We reported the case of an AML patient who underwent HSCT and developed brachial plexus neuropathy due to leukemic infiltration and simultaneous cGVHD of the other organs. The biopsy of the brachial plexus aided in the accurate diagnosis of this case. The patient subsequently underwent radiotherapy, resulting in symptom resolution and tumor shrinkage. EMR rarely involves the peripheral nerves, but it should be considered in patients with a history of AML. In the present case, the patient concurrently developed cGVHD, which was a characteristic finding of the disease. This case suggested the importance of taking a biopsy in patients with cGVHD. EMR should be included in the differential diagnosis even when cGVHD occurs simultaneously because the protective effect of graft-versus-leukemia (GVL) against EMR is minimal.

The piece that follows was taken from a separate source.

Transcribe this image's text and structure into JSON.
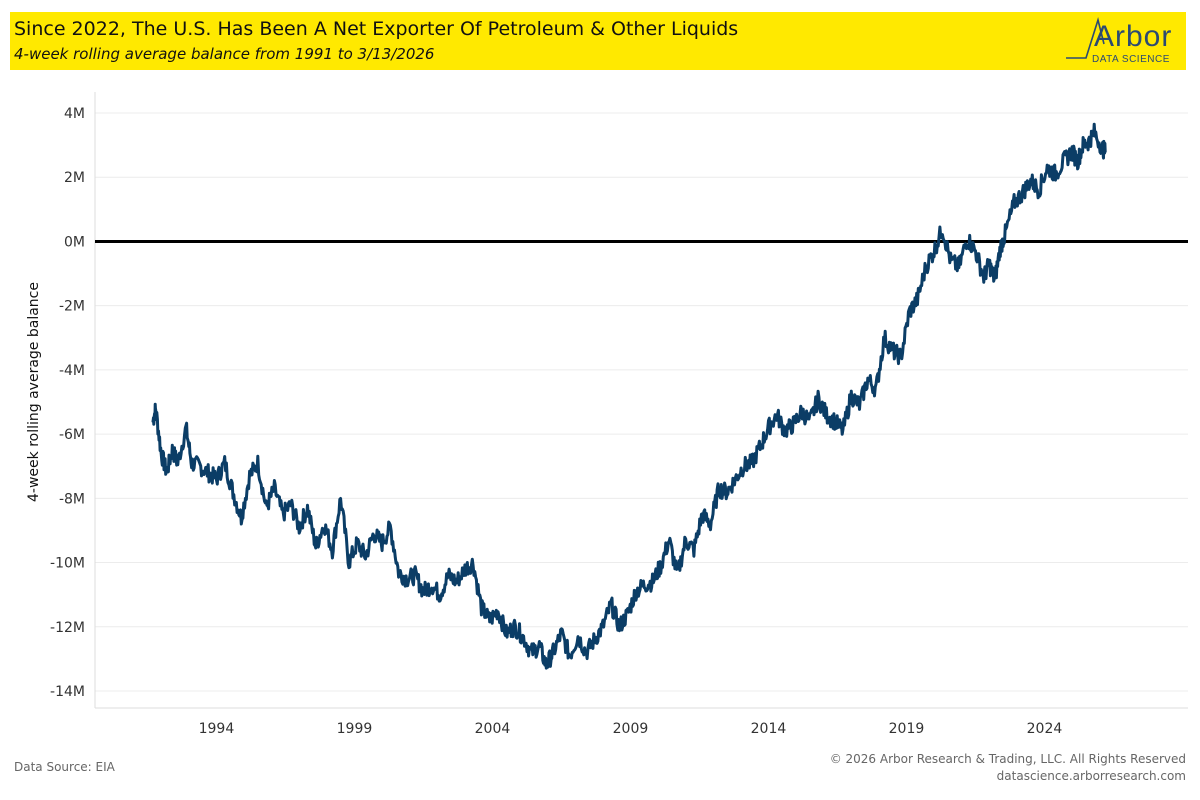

EMR of AML occurs in approximately 10% of patients after HSCT [3]. There have been few reports on EMR in the brachial plexus. Only six cases of brachial plexus neuropathy due to leukemic infiltration have been reported. Three cases of EMR in the brachial plexus without HSCT were diagnosed clinically due to systemic relapse [5,6,7]. In addition, three previous case reports involved cases of EMR in the brachial plexus in patients with AML who underwent HSCT [8, 9]. Two of these cases were definitively diagnosed via biopsy and successfully treated with chemotherapy. In another case report, a 37-year-old patient with AML developed EMR after HSCT. He was initially misdiagnosed to have an immune response because a biopsy was not performed. The inaccurate diagnosis resulted in tumor-related death [8]. In our case, the patient developed isolated EMR plexus after HSCT, which was diagnosed via biopsy and successfully treated with radiotherapy and chemotherapy. Isolated EMR should be included in the differential diagnosis in patients with brachial plexus neuropathy. Moreover, a biopsy should be performed to achieve an accurate diagnosis.

The GVL effect did not protect against EMR [3, 4]. A single-center retrospective analysis demonstrated that cGVHD was associated with a lower incidence of overall relapse. However, it was not associated with EMR, suggesting that the GVL effect did not extend to the extramedullary sites [3]. Previous case reports of EMR in the brachial plexus revealed that GVHD occurred before or after the relapse [8,9,10]. Our patient had concurrent development of cGVHD and EMR in the brachial plexus. Concurrent development of EMR and GVHD poses a diagnostic challenge at the early stages of the disease [10]. When EMR and GVHD occur concomitantly, it is difficult to determine whether the neurological symptoms are caused by leukemic infiltration or immune-mediated inflammation, such as GVHD or idiopathic brachial neuritis [11]. Immune-mediated neuropathies such as cGVHD-associated Guillain–Barré syndrome generally present with symmetrical symptoms; however, in one reported case, the patient presented with asymmetrical cGVHD-associated neurological symptoms, as observed in the present case, although this condition is very rare [12, 13]. Therefore, a biopsy or brachial plexus mass excision is necessary because other diagnostic tools, including imaging findings, sometimes lead to an inaccurate or unclear diagnosis. Moreover, the management plans for EMR and immune-mediated inflammation are different [10]. In our case, the brachial plexus mass enlarged despite treatment for GVHD, and systemic relapse did not occur. Therefore, a diagnostic biopsy was performed, and the patient was successfully diagnosed with and treated for EMR.

In conclusion, the present case demonstrated an isolated brachial plexus relapse of AML that occurred simultaneously with cGVHD after HSCT. Leukemic infiltration and GVHD should be included in the differential diagnosis for patients with AML presenting with neuropathy. Taking a biopsy of the lesion is crucial to achieve an accurate diagnosis and provide proper treatment.